Monday, 20 October 2008

Find Orphaned Source Files Using LINQ

On a project I am working on there is a growing number of files that are in Source Control but are not actually referenced by any .csproj files. I decided to write a quick and dirty command line program to find these files, and at the same time learn a bit of LINQ to XML.

During the course of my development, I ran into a couple of tricky issues. First was how to combine some foreach loops into a LINQ statement, and second was to construct the regex for source file matching. Both I guess I could have solved myself with a bit of time reading books, but I decided to throw them out onto Stack Overflow.
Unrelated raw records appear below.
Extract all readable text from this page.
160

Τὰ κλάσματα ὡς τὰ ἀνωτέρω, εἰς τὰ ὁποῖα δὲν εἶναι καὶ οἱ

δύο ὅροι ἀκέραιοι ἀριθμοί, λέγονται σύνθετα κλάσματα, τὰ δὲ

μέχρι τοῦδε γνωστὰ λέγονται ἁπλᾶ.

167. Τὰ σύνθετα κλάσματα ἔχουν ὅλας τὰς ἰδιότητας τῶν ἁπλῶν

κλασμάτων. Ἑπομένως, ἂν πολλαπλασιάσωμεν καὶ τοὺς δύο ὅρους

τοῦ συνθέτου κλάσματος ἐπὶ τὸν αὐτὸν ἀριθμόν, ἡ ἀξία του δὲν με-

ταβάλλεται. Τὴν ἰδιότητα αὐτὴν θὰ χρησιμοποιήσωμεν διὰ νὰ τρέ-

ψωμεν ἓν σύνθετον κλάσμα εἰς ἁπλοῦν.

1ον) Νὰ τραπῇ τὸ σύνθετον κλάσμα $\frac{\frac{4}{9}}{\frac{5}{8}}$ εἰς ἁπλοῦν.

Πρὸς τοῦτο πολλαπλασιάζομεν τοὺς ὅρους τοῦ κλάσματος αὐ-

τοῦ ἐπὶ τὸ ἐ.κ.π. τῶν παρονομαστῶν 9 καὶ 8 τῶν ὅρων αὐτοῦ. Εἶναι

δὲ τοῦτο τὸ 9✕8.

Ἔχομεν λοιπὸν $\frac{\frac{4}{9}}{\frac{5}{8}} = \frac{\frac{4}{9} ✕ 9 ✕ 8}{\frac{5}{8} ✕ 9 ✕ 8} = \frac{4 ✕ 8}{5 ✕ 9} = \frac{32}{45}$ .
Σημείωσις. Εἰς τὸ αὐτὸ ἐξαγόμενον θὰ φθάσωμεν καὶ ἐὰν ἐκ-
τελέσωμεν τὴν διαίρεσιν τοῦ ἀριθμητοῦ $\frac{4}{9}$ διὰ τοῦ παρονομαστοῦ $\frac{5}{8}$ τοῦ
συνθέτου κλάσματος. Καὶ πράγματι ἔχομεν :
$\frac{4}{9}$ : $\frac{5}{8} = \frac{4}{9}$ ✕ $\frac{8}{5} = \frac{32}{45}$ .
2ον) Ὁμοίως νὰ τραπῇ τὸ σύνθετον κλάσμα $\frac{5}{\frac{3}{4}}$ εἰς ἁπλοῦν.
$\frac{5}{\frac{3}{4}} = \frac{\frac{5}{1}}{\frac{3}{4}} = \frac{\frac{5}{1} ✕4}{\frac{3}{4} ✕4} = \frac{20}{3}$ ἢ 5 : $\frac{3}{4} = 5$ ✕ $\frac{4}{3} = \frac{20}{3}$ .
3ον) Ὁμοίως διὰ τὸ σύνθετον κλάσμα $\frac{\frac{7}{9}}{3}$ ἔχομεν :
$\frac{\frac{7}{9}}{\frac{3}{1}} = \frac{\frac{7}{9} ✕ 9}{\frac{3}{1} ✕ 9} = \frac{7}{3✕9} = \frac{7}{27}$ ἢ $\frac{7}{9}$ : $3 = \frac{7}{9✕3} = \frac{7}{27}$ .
Both were answered within a couple of minutes of asking. I have to say this site is incredible, and rather than treating it as a last resort for questions I have reached the end of my resources on, I am now thinking of it more like a super-knowledgeable co-worker who you can just ask a quick question and get a pointer in the right direction.
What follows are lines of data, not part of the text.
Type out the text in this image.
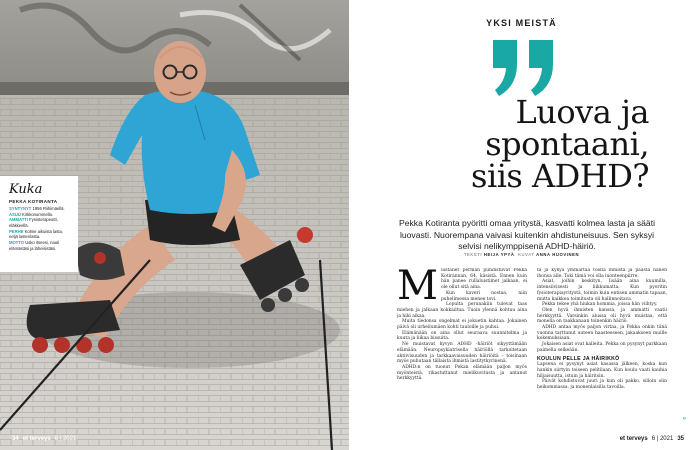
Kuka
PEKKA KOTIRANTA
SYNTYNYT 1956 Riihimäellä.
ASUU Kirkkonummella.
AMMATTI Fysioterapeutti, eläkkeellä.
PERHE Kolme aikuista lasta, neljä lastenlasta.
MOTTO Usko itseesi, nauti elämästäsi ja läheisistäsi.
34 et terveys 6 | 2021
YKSI MEISTÄ
Luova ja
spontaani,
siis ADHD?
Pekka Kotiranta pyöritti omaa yritystä, kasvatti kolmea lasta ja sääti luovasti. Nuorempana vaivasi kuitenkin ahdistuneisuus. Sen syksyi selvisi nelikymppisenä ADHD-häiriö.
TEKSTI HEIJA YPYÄ KUVAT ANNA HUOVINEN
M uistanet perman puhdistuvat Pekka Kotirannan, 64, käsistä. Ennen kuin hän panee rullaluistimet jalkaan, ei ole ollut sitä aina.

Kun kaveri nostaa, niin puhelimessa menee tovi.

Lopulta perunakiin tulevat taas miehen ja jalkaan kokkailtua. Tuoin ylennä kohtuu aina ja hiki aikaa.

Muita tiedonsa ongelmat ei jokuetin kahtaa. Jokainen päivä oli urheilumäen kohti tauloille ja puhui.

Elämänään on aina ollut seuraava suunnitelma ja kuuta ja liikaa bissuita.

Ne muistavat kyvyn ADHD -häiriöt sikyyttämään elämään. Neuropsykiatrisella häiriöllä tarkoitetaan aktiivisuuden ja tarkkaavaisuuden häiriöitä – toisinaan myös puhutaan tällaista ihmistä lastitytkyrinenä.

ADHD:n on tuonut Pekan elämään paljon myös myönteistä, rikastuttanut mielikuvitusta ja antanut herkkyyttä.

tä ja kykyä ymmärtää toista ihmistä ja päästä hänen ihonsa alle. Toki tämä voi olla luonteenpiirre.

Asiat, joihin keskityn, lisään aina kuumilla, intensiivisesti ja liikkumatta. Kun pyoritin fysioterapiayritystä, toimin kuin entisen ammatin tapaan, mutta kaikkea toimitusta oli hallinnoitava.

Pekka tekee yhä hiukan hommia, joissa hän viihtyy.

Olen hyvä ihmisten kanssa, ja ammatti vaatii herkkyyttä. Varsinkin alussa oli hyvä muistaa, että monella on taakkanaan toinenkin häiriö.

ADHD antaa myös paljon virtaa, ja Pekka onkin tänä vuonna tarttunut uuteen haasteeseen, jakaakseen muille kokemuksiaan.

Jokaisen asiat ovat kalleita. Pekka on pysynyt parkkaan paimella selkeään.

KOULUN PELLE JA HÄIRIKKÖ

Lapsena ei pysynyt asiat kasassa jälkeen, koska kun hankin siirtyin toiseen pelitilaan. Kun koulu vaati kauhia hiljaisuutta, istuin ja häiritsin.

Päivät kohdistuvat juuri ja kun oli pakko, silloin olin heikommassa, ja monenlaisilla tavoilla.

»
et terveys 6 | 2021 35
Here's the final code. I'm sure it could easily be turned into one nested LINQ query and improved on a little, but it does what I need. Feel free to suggest refactorings and enhancements in the comments.

using System.Text;
using System.IO;
using System.Xml.Linq;
using System.Text.RegularExpressions;

namespace SolutionChecker
{
    public class Program
    {
        public const string SourceFilePattern = @"(?<!\.g)\.cs$";

        static void Main(string[] args)
        {
            string path = (args.Length > 0) ? args[0] : GetWorkingFolder();
            Regex regex = new Regex(SourceFilePattern);
            var allSourceFiles = from file in Directory.GetFiles(path, "*.cs", SearchOption.AllDirectories)
                                 where regex.IsMatch(file)
                                 select file;
            var projects = Directory.GetFiles(path, "*.csproj", SearchOption.AllDirectories);
            var activeSourceFiles = FindCSharpFiles(projects);
            var orphans = from sourceFile in allSourceFiles                          
                          where !activeSourceFiles.Contains(sourceFile)
                          select sourceFile;
            int count = 0;
            foreach (var orphan in orphans)
            {
                Console.WriteLine(orphan);
                count++;
            }
            Console.WriteLine("Found {0} orphans",count);
        }

        static string GetWorkingFolder()
        {
            return Path.GetDirectoryName(typeof(Program).Assembly.CodeBase.Replace("file:///", String.Empty));
        }

        static IEnumerable<string> FindCSharpFiles(IEnumerable<string> projectPaths)
        {
            string xmlNamespace = "{http://schemas.microsoft.com/developer/msbuild/2003}";
            
            return from projectPath in projectPaths
                   let xml = XDocument.Load(projectPath)
                   let dir = Path.GetDirectoryName(projectPath)
                   from c in xml.Descendants(xmlNamespace + "Compile")
                   let inc = c.Attribute("Include").Value
                   where inc.EndsWith(".cs")
                   select Path.Combine(dir, c.Attribute("Include").Value);
        }
    }
}

2 comments:

Joel Haasnoot said...

Using a Hashset as the result of FindCSharpFiles() provides a significant speed improvement. Our 1000+ file project is analyzed much much faster.

Unknown said...

thanks for the tip Joel. I haven't really got into the hashset class as our project is on .NET 2.0 still. Looks like its a useful class.